Pursuant to the terms of the Korn Ferry 2022 Stock Incentive Plan (the “2022 Plan”), as approved by the Company’s stockholders on September 22, 2022, up to 2,652,488 shares of Common Stock (such shares of Common Stock, the “Rollover Shares”) will be available for issuance under the 2022 Plan representing (i) the shares of Common Stock that remained available for grant under the Prior Plan as of September 22, 2022 and (ii) the shares of Common Stock subject to outstanding awards under the Prior Plan as of September 22, 2022 that may expire, be forfeited, be canceled or be settled in cash in whole or in part after September 22, 2022.

We have examined the Post-Effective Amendment to the Prior Registration Statements (the “Registration Statement”) to be filed with the Commission pursuant to the Securities Act, in connection with the offering by the Company of such Rollover Shares that may become available for issuance under the 2022 Plan.


In arriving at the opinion expressed below, we have examined and relied upon originals, or copies certified or otherwise identified to our satisfaction as being true and complete copies of the originals, of such documents, corporate records, certificates of officers of the Company and of public officials and other instruments as we have deemed necessary or advisable to enable us to render the opinion set forth below.

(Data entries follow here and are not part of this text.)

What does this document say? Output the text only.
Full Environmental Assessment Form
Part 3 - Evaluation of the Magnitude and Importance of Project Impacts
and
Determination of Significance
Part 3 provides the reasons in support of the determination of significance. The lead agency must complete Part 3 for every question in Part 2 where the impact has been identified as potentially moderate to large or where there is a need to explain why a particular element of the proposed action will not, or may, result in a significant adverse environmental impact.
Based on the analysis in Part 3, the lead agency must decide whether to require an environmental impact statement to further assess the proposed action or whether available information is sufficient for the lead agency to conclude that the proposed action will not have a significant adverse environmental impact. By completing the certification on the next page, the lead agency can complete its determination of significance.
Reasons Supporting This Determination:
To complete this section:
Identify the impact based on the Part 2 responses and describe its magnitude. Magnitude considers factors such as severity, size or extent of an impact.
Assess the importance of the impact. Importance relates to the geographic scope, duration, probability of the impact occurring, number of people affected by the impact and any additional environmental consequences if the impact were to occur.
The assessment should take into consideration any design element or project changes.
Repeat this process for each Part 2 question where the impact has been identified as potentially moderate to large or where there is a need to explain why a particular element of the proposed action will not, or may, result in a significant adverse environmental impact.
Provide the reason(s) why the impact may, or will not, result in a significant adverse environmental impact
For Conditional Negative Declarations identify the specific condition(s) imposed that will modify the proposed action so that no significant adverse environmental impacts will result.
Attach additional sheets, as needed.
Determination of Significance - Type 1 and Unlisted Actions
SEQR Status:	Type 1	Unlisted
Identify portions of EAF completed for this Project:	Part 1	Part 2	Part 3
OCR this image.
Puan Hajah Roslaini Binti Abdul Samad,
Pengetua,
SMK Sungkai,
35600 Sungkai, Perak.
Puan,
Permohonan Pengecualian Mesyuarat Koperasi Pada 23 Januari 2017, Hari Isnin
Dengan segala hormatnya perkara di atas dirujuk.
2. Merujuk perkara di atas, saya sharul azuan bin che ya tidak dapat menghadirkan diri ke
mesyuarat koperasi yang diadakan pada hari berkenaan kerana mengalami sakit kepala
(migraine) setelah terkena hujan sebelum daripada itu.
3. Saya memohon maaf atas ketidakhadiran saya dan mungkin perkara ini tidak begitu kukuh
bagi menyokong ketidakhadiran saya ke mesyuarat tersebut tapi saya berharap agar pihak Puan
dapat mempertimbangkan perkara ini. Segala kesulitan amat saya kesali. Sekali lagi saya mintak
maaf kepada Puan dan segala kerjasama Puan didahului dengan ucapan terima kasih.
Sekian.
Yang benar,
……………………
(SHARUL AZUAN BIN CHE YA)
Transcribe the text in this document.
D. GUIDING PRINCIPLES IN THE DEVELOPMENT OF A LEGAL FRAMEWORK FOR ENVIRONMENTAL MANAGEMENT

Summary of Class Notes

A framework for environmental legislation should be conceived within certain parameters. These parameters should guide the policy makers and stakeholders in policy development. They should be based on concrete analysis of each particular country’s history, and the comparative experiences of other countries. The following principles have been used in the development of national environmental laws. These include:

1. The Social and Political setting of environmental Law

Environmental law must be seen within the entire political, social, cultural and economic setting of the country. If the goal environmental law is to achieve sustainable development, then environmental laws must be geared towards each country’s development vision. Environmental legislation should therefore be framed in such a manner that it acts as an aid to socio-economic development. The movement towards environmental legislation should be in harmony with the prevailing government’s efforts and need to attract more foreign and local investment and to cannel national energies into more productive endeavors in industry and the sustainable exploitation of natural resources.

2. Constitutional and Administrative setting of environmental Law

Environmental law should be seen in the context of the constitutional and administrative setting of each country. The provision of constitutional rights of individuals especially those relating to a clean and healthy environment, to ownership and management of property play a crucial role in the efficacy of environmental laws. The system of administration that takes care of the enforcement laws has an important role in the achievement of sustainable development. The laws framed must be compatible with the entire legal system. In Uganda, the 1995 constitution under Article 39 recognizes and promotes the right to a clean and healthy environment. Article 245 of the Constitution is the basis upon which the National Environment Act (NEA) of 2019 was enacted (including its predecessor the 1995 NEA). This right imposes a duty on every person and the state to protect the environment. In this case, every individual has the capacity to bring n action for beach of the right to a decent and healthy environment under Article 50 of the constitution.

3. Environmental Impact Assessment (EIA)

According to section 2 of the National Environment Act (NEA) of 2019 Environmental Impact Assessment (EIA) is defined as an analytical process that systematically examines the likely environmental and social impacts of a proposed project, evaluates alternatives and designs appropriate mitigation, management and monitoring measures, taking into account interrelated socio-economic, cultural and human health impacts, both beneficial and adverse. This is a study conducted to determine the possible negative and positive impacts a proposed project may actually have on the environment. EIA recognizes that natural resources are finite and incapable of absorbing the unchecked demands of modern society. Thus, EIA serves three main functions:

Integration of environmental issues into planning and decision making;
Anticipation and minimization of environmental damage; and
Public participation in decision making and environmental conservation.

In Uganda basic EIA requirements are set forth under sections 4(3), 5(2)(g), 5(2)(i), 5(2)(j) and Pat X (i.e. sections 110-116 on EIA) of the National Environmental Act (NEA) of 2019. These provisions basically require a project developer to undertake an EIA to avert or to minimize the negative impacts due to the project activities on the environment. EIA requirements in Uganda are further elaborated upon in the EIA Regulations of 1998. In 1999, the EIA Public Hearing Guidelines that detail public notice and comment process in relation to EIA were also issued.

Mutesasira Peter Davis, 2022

In our examination, we have assumed without independent investigation the genuineness of all signatures, the legal capacity and competency of all natural persons, the authenticity of all documents submitted to us as originals and the conformity to original documents of all documents submitted to us as copies. As to any facts material to this opinion, we have relied to the extent we deemed appropriate and without independent investigation upon statements and representations of officers and other representatives of the Company and others. We have also assumed that there are no agreements or understandings between or among the Company and any participants in the 2022 Plan that would expand, modify or otherwise affect the terms of the 2022 Plan or the respective rights or obligations of the participants thereunder.

Based upon the foregoing, and subject to the assumptions, exceptions, qualifications and limitations set forth herein, we are of the opinion that the Rollover Shares, when issued against payment therefor in accordance with the terms set forth in the 2022 Plan as set forth in the Registration Statement, will be validly issued, fully paid and non-assessable.

We render no opinion herein as to matters involving the laws of any jurisdiction other than the Delaware General Corporation Law (the “DGCL”). We are not admitted to practice in the State of Delaware; however, we are generally familiar with the DGCL as currently in effect and have made such inquiries as we consider necessary to render the opinions above. This opinion is limited to the effect of the current state of the DGCL and the facts as they currently exist. We assume no obligation to revise or supplement this opinion in the event of future changes in such law or the interpretations thereof or such facts.

We consent to the filing of this opinion as an exhibit to the Registration Statement, and we further consent to the use of our name under the caption “Legal Matters” in the Registration Statement and the prospectus that forms a part thereof. In giving these consents, we do not thereby admit that we are within the category of persons whose consent is required under Section 7 of the Securities Act or the Rules and Regulations of the Commission.